Le réflexe n’est pourtant pas très vieux : la foire hollandaise est la première à avoir investi le nouveau champ des rapports annuels dès les années 2000. Celle-ci s’est ensuite vue imitée dans cette voie par les plateformes Artnet et Artprice, par les assurances Hiscox et Axa, et depuis peu par la grande concurrente européenne Art Basel, qui désormais y va elle aussi de son petit rapport annuel.

Les rapports dont il est question ici ne traitent pas tous du même sujet. Certains, comme ceux de la Tefaf ou d’Art Basel, dressent chaque année un portrait général du marché de l’art. D’autres se concentrent davantage sur des domaines précis, qu’il s’agisse d’art asiatique, des artistes contemporains, ou encore du profil des collectionneurs.

Des foires internationales aux assureurs en passant par les plateformes de vente en ligne, on pourrait néanmoins s’étonner de la diversité des acteurs qui se positionnent sur ce créneau. Un article du Monde (Des rapports très abstraits sur le marché de l’art, Roxana Azimi) montrait par ailleurs récemment que les rapports traitant d’un même sujet pouvaient se contredire de façon parfois assez marquée. Ainsi le rapport Tefaf estimait-il en 2016 que le marché de l’art pesait 45 milliards de dollars, alors que le rapport Art Basel avançait lui un chiffre de 57 milliards de dollars, pour ne citer que cet exemple…
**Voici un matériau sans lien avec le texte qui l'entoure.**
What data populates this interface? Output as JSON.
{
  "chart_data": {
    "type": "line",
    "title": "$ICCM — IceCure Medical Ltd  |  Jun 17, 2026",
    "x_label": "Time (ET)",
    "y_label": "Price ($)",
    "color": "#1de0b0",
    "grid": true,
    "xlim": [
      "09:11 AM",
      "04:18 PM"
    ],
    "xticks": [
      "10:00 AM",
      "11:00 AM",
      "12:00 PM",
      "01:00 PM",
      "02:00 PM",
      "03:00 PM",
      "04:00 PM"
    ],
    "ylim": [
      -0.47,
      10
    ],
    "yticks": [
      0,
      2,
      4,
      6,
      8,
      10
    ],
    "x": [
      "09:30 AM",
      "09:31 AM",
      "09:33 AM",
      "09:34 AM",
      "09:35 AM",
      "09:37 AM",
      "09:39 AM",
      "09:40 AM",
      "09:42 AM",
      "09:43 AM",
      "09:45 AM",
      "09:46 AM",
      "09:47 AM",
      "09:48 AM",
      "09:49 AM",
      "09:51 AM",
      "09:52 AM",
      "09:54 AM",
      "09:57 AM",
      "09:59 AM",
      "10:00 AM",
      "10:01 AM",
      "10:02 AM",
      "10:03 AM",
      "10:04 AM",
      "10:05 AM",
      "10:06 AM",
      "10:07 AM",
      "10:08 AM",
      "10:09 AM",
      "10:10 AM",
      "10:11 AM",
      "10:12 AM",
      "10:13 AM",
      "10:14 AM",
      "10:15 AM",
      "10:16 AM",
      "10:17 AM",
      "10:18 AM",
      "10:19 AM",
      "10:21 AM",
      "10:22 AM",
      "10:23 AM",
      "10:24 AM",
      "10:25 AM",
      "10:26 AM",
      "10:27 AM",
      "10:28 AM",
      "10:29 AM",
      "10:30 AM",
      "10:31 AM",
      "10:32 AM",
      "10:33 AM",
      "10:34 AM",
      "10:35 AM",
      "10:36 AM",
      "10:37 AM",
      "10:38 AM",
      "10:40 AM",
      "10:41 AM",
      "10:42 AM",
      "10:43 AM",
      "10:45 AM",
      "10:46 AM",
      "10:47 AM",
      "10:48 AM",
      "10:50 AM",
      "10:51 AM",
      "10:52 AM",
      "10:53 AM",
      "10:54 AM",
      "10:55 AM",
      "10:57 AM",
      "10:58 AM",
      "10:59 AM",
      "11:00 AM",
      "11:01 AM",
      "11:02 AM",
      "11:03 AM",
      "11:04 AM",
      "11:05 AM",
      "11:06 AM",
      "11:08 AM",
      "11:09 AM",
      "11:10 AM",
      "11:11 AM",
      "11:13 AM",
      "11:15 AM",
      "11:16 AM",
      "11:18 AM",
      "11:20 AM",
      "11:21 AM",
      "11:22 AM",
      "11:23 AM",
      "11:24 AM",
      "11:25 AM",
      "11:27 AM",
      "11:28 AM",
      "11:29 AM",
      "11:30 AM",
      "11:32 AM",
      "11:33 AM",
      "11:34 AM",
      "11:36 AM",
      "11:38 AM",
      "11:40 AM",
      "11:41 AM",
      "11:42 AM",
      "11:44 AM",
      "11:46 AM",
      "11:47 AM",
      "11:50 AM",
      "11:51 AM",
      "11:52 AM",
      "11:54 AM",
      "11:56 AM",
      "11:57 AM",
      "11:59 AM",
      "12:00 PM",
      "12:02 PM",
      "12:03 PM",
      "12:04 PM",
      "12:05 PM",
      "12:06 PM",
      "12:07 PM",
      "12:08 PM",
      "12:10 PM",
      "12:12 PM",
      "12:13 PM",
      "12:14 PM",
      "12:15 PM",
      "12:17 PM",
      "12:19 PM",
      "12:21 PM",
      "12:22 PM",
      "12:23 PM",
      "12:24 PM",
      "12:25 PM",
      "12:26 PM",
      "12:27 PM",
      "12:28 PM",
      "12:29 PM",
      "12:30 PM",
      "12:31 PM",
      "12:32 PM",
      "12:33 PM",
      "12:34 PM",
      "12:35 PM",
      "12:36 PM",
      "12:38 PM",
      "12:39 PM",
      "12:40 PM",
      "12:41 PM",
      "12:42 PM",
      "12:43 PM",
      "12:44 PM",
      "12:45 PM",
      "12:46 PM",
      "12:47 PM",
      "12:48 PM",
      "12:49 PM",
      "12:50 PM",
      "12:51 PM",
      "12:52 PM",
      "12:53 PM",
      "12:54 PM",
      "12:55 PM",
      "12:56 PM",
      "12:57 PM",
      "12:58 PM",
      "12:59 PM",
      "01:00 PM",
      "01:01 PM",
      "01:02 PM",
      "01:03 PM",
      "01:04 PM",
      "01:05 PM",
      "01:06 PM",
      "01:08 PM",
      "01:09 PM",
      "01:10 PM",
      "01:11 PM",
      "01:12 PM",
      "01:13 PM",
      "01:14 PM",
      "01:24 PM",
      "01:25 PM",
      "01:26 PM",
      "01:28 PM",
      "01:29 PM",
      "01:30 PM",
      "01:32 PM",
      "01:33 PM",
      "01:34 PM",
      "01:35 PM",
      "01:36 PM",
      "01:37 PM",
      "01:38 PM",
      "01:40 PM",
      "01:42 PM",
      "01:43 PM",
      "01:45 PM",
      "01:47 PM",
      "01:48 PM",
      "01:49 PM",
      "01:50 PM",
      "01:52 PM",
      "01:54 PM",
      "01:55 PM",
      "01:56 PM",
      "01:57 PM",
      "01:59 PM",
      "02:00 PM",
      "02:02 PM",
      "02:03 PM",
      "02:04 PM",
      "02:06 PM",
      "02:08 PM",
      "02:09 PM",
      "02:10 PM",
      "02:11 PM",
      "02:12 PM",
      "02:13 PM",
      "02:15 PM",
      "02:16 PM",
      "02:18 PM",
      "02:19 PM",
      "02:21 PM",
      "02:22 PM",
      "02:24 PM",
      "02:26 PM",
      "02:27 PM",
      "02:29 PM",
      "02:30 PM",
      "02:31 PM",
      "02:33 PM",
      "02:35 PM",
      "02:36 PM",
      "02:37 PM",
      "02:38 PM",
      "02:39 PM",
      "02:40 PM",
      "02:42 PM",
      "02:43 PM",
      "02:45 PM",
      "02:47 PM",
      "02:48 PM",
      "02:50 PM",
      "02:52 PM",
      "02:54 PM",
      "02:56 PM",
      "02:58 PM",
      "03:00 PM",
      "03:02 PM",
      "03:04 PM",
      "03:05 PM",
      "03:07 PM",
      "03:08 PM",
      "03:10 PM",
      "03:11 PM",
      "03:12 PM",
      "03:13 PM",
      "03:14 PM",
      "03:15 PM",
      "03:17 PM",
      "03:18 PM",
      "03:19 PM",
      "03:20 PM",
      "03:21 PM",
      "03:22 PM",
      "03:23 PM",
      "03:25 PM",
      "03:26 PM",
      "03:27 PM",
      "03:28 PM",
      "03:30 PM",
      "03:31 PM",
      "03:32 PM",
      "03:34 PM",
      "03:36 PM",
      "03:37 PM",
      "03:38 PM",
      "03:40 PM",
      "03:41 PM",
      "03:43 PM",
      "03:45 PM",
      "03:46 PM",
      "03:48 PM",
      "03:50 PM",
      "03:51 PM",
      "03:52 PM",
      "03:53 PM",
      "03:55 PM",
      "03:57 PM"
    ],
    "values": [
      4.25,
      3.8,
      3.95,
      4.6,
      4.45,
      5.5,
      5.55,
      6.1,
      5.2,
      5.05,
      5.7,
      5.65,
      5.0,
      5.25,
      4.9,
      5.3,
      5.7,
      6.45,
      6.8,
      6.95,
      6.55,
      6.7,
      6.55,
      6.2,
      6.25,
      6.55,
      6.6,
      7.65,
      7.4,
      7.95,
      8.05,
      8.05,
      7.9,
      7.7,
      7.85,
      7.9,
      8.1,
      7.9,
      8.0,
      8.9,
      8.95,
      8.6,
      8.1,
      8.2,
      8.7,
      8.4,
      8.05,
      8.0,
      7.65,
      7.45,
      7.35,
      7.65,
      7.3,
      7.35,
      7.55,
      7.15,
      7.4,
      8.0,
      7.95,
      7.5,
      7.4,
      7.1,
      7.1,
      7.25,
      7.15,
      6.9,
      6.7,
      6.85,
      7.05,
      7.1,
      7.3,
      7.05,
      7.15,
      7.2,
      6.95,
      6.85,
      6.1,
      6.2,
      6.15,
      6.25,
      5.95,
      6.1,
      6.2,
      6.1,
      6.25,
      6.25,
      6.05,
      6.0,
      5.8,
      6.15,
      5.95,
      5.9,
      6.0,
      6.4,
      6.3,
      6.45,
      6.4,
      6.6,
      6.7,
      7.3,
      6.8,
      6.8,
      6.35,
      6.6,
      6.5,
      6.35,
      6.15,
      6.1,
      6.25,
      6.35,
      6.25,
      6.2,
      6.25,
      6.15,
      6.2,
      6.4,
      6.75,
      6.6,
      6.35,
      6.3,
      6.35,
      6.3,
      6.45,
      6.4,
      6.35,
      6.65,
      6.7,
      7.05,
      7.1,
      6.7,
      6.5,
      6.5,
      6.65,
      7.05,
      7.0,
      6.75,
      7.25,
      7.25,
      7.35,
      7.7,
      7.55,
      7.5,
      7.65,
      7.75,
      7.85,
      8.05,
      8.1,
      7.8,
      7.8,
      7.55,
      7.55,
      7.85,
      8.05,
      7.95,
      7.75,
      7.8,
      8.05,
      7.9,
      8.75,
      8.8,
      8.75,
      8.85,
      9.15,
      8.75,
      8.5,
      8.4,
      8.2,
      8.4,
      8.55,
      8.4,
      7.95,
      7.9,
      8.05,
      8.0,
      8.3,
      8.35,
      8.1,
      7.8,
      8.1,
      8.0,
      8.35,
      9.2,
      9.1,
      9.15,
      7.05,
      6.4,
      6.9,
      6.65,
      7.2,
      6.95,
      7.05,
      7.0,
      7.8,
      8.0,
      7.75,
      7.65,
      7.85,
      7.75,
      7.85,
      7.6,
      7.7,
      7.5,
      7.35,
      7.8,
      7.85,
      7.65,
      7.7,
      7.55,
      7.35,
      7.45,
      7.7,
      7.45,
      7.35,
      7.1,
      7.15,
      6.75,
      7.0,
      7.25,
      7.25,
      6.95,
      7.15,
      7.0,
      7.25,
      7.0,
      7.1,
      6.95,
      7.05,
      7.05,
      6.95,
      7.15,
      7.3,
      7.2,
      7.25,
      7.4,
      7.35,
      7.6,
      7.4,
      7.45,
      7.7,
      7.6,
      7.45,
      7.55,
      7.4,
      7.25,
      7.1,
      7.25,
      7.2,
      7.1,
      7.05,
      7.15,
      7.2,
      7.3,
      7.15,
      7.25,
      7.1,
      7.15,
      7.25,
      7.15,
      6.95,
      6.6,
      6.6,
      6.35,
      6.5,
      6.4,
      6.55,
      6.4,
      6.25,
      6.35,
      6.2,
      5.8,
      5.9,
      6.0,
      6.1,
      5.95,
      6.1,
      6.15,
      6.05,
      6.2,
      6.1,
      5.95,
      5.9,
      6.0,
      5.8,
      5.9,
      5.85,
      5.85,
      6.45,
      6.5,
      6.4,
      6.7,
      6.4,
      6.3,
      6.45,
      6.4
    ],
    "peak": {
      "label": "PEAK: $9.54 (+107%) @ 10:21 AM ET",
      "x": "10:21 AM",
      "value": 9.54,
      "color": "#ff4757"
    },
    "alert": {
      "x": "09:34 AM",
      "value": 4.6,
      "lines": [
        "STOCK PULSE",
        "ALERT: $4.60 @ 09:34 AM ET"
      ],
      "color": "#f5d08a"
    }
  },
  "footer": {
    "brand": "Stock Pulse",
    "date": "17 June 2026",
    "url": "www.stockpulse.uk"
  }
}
Ces disparités tiennent d’abord au fait que les acteurs concernés travaillent tous selon leurs propres méthodologies. Tous se fondent sur des définitions différentes des notions de « marchands », d’« artistes » ou de « plateformes de vente », sans parler du trou noir que représente le marché de gré à gré (une inconnue qui représenterait au moins deux à trois fois l’état du marché connu).

Chaque acteur travaille également avec des sociétés privées concurrentes dans l’accumulation de data. Ainsi la Tefaf dresse-t-elle son rapport annuel en collaboration avec Artnet, tandis que Sotheby’s a racheté de son côté la banque de données de Mei Moses Art Indices… La société Christie’s, elle, s’est récemment offert les services de la start-up Collectrium, spécialisée dans la gestion des collections.

À tout cela s’ajoute par ailleurs le sujet très discret des sociétés d’ingénieurs payées par de nombreux acteurs. Celles-ci ont pour mission de mettre au point les algorithmes les plus performants en matière de recherche informatique sur le marché de l’art : car chacun dans son coin cherche la formule de la nouvelle pierre philosophale…

L’intérêt commercial, enfin, n’est pas à négliger non plus. Qu’il s’agisse des foires, des assureurs ou des plateformes en ligne, les rapports qui paraissent chaque année sur le marché de l’art se situent toujours entre l’enquête statistique et la brochure publicitaire. Un rapport émanant d’une foire sera ainsi toujours pratique pour insister sur l’éventuelle baisse des achats en vente aux enchères. Un rapport émanant d’un assureur spécialisé, lui, servira idéalement à souligner le fait qu’un placement dans les œuvres d’art est plus sûr qu’un placement financier… Surtout en ces temps de crise.

À l’heure où des géants du marché de l’art en ligne commencent à émerger sur le marché, où des fusions entre entreprises se profilent à l’horizon et où de nouveaux acteurs, encore en devenir, ne sauraient tarder à faire parler d’eux, il est bien difficile de prédire aujourd’hui quel sera le visage du marché de l’art de demain… Quoi qu’il en soit, une chose est sûre : la data n’a sûrement pas fini de faire parler d’elle.